There were no phone calls for a week. At the end of the week, he called.
She stared at the cell phone, hesitating. She was about to answer when she caught her mother’s eye. Ma was sitting at the opposite end of the room, foot propped up on a stool, nursing it with an ice pack. There was a very definite question in the tiny lift of the brows.
He had to say ‘Hello? You there?’ a few times.
She went to the window with the phone, pretending the network was bad.
‘So, you are back?’ he asked. ‘How are you?’
She suddenly realized what Ma was talking about. This way of asking questions like statements, as if it didn’t matter what the answer was. She had caught the habit from him.
‘Are you really asking me?’ she said, and she remembered to put a lift at the end of the sentence.
‘What? I mean, yeah, I hadn’t got any calls for you on my phone for the last few weeks. And your friends have also stopped abusing me.’ A small, nervous laugh. ‘I was starting to miss it actually. Anyway, I thought, is she back or what? I would be the last person you would call, anyway, so I thought maybe I should call.’
Quietly, she repeated, ‘Were you really interested in asking how I am?’
He sighed. ‘I didn’t mean to hurt you. I really care for you, you know. Hello? You there?’
She said nothing, so he went on, ‘You hate me, don’t you?’
She said, ‘No.’
Saying it, she realized it was true. She didn’t hate him and she heard relief in his voice.

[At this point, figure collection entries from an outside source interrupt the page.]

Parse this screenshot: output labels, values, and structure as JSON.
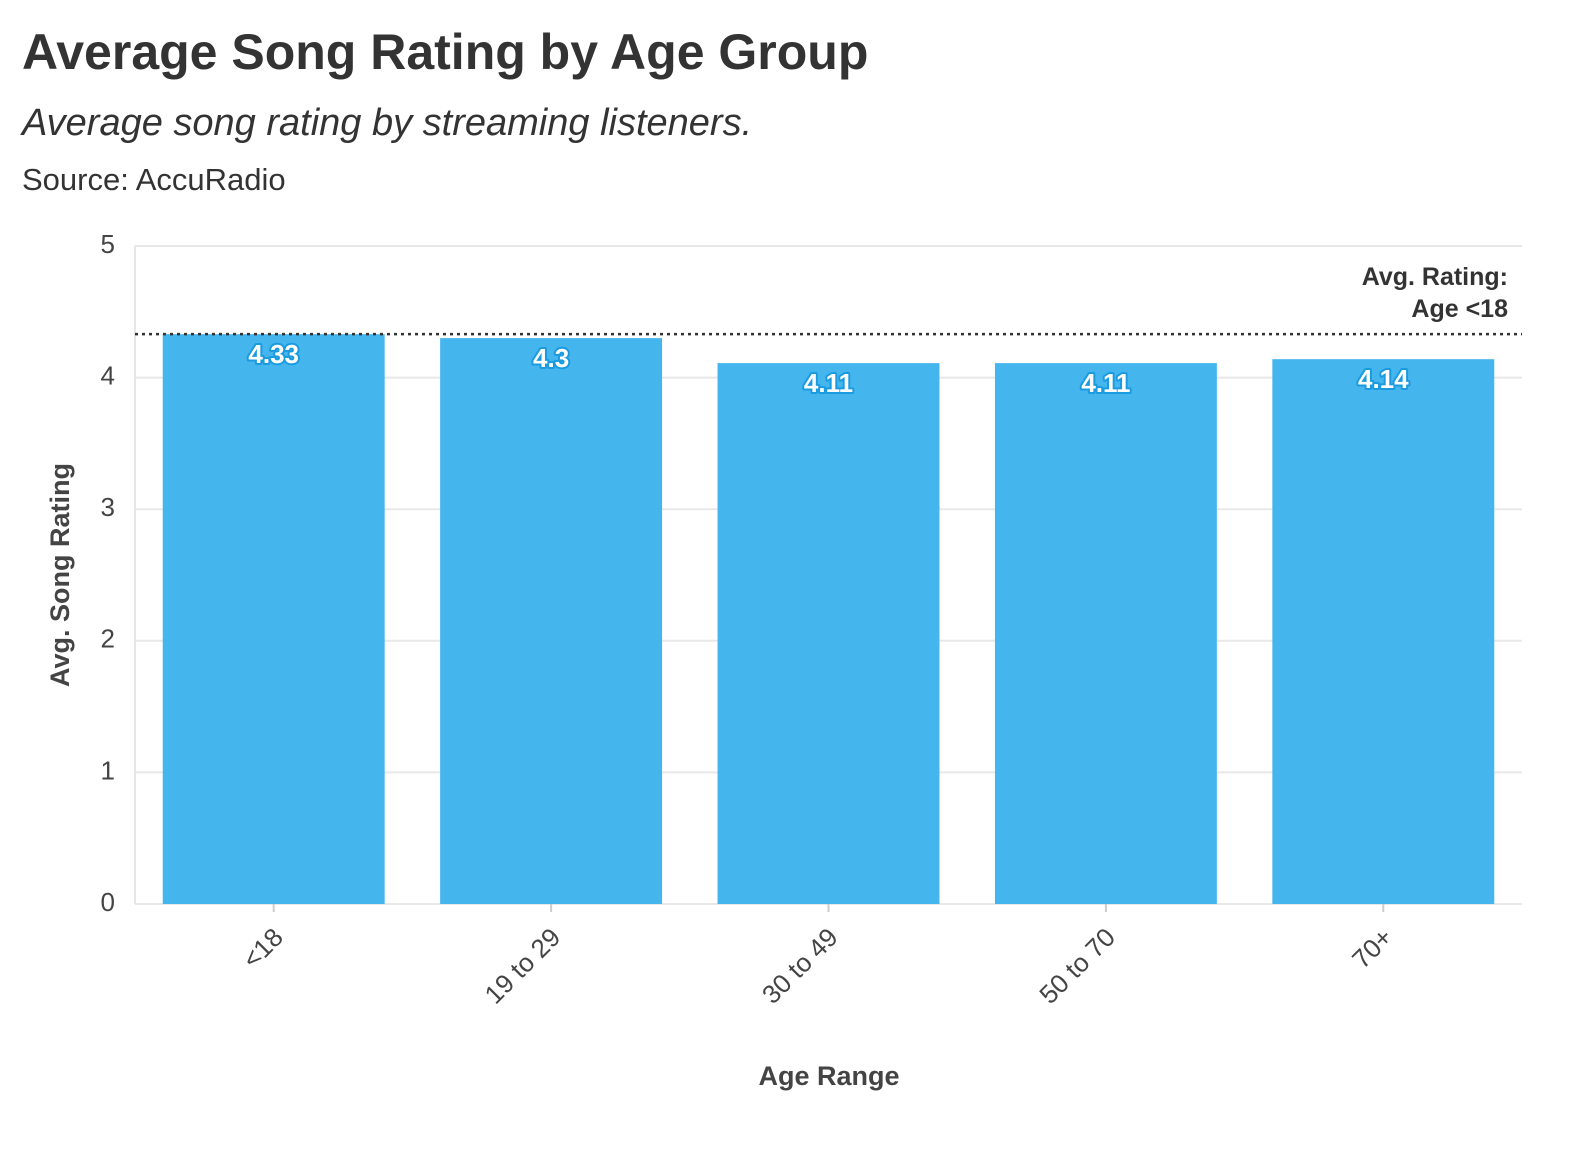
{
  "chart_data": {
    "type": "bar",
    "title": "Average Song Rating by Age Group",
    "subtitle": "Average song rating by streaming listeners.",
    "source": "Source: AccuRadio",
    "x_label": "Age Range",
    "y_label": "Avg. Song Rating",
    "categories": [
      "<18",
      "19 to 29",
      "30 to 49",
      "50 to 70",
      "70+"
    ],
    "values": [
      4.33,
      4.3,
      4.11,
      4.11,
      4.14
    ],
    "color": "#45b5ee",
    "ylim": [
      0,
      5
    ],
    "yticks": [
      0,
      1,
      2,
      3,
      4,
      5
    ],
    "grid": true,
    "reference_line": {
      "value": 4.33,
      "label": [
        "Avg. Rating:",
        "Age <18"
      ]
    }
  }
}
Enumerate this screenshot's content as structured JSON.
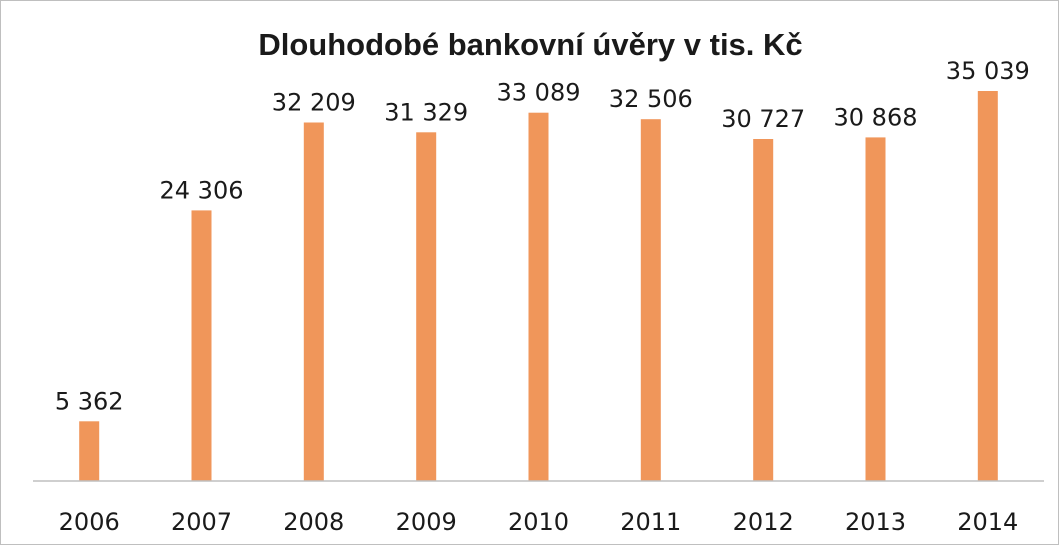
{
  "chart_data": {
    "type": "bar",
    "title": "Dlouhodobé bankovní úvěry v tis. Kč",
    "categories": [
      "2006",
      "2007",
      "2008",
      "2009",
      "2010",
      "2011",
      "2012",
      "2013",
      "2014"
    ],
    "values": [
      5362,
      24306,
      32209,
      31329,
      33089,
      32506,
      30727,
      30868,
      35039
    ],
    "data_labels": [
      "5 362",
      "24 306",
      "32 209",
      "31 329",
      "33 089",
      "32 506",
      "30 727",
      "30 868",
      "35 039"
    ],
    "ylim": [
      0,
      38000
    ],
    "grid": false,
    "legend": "none",
    "bar_color": "#f0965a",
    "axis_color": "#bfbfbf"
  }
}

‘If I told you that I am truly sorry, and that I really, really like you, even now . . . I mean, I saw how wrong I was. I am actually ready, you know. I just didn’t know it until now.’
She could feel her mother’s eyes on her. ‘What exactly is your question?’
‘So what I am saying is that I’m truly sorry about last time. I was a disaster. But I mean, it’s real, right? So . . .’ and she heard him take a deep breath. ‘So, let’s get married, na?’
&nbs
p; She waited a heartbeat. ‘Is that a question?’
He sounded confused. ‘I’m sorry?’
When she heard the upward lilt at the end, she started laughing. ‘Okay! That certainly sounded like a question. But how can I answer it? I don’t know if you are sorry or not.’
Ma sighed, kicked the ice pack off the stool, and painfully hobbled into the kitchen. She followed her mother’s unsteady progress with her eyes.
He was saying, ‘You sound different. Happier. The break was good for you, was it?’
‘My break! Forget that. Ask me something else. A real question.’
He said, ‘I’m sorry?’ again.
This time she laughed out loud, gasping up great lungfuls of air. Then she asked, ‘Would you like to apologize to my mother?’
‘Sure. I could. I mean, I should. Yeah, I should, shouldn’t I?’
She shook her head. ‘Questions. Questions. So many questions. No answers.’
‘Sorry, what?’
‘There you go again!’
She followed her mother into the kitchen and placed the phone near her mother’s ear. She said, ‘Ma, he wants to speak to you.’
Ma tried to shrug her off and clicked her tongue, but she persisted. ‘Ma, he wants to say sorry,’ she said quite loudly.
On the phone, his voice was mumbly and sheepish. ‘Er, hello? Aunty? Hello? I just had to say that, I mean, I’m sorry?’
They heard his bewilderment, the upward tilt to the ends of all his words. She bent over double, laughing.
There was shrapnel in Ma’s voice. ‘Should I ask if you had a good time in Cambodia?’
He said, ‘Excuse me?’
Ma began to feel very tired. She had enough to wear her out without playing these foolish games. She thrust the phone back at her daughter, and said, ‘Tell him, no. From me, it is a no. I will never say yes for him.’
She took the phone back and said, ‘I don’t know what you asked Ma, but she says to tell you, her answer is no.’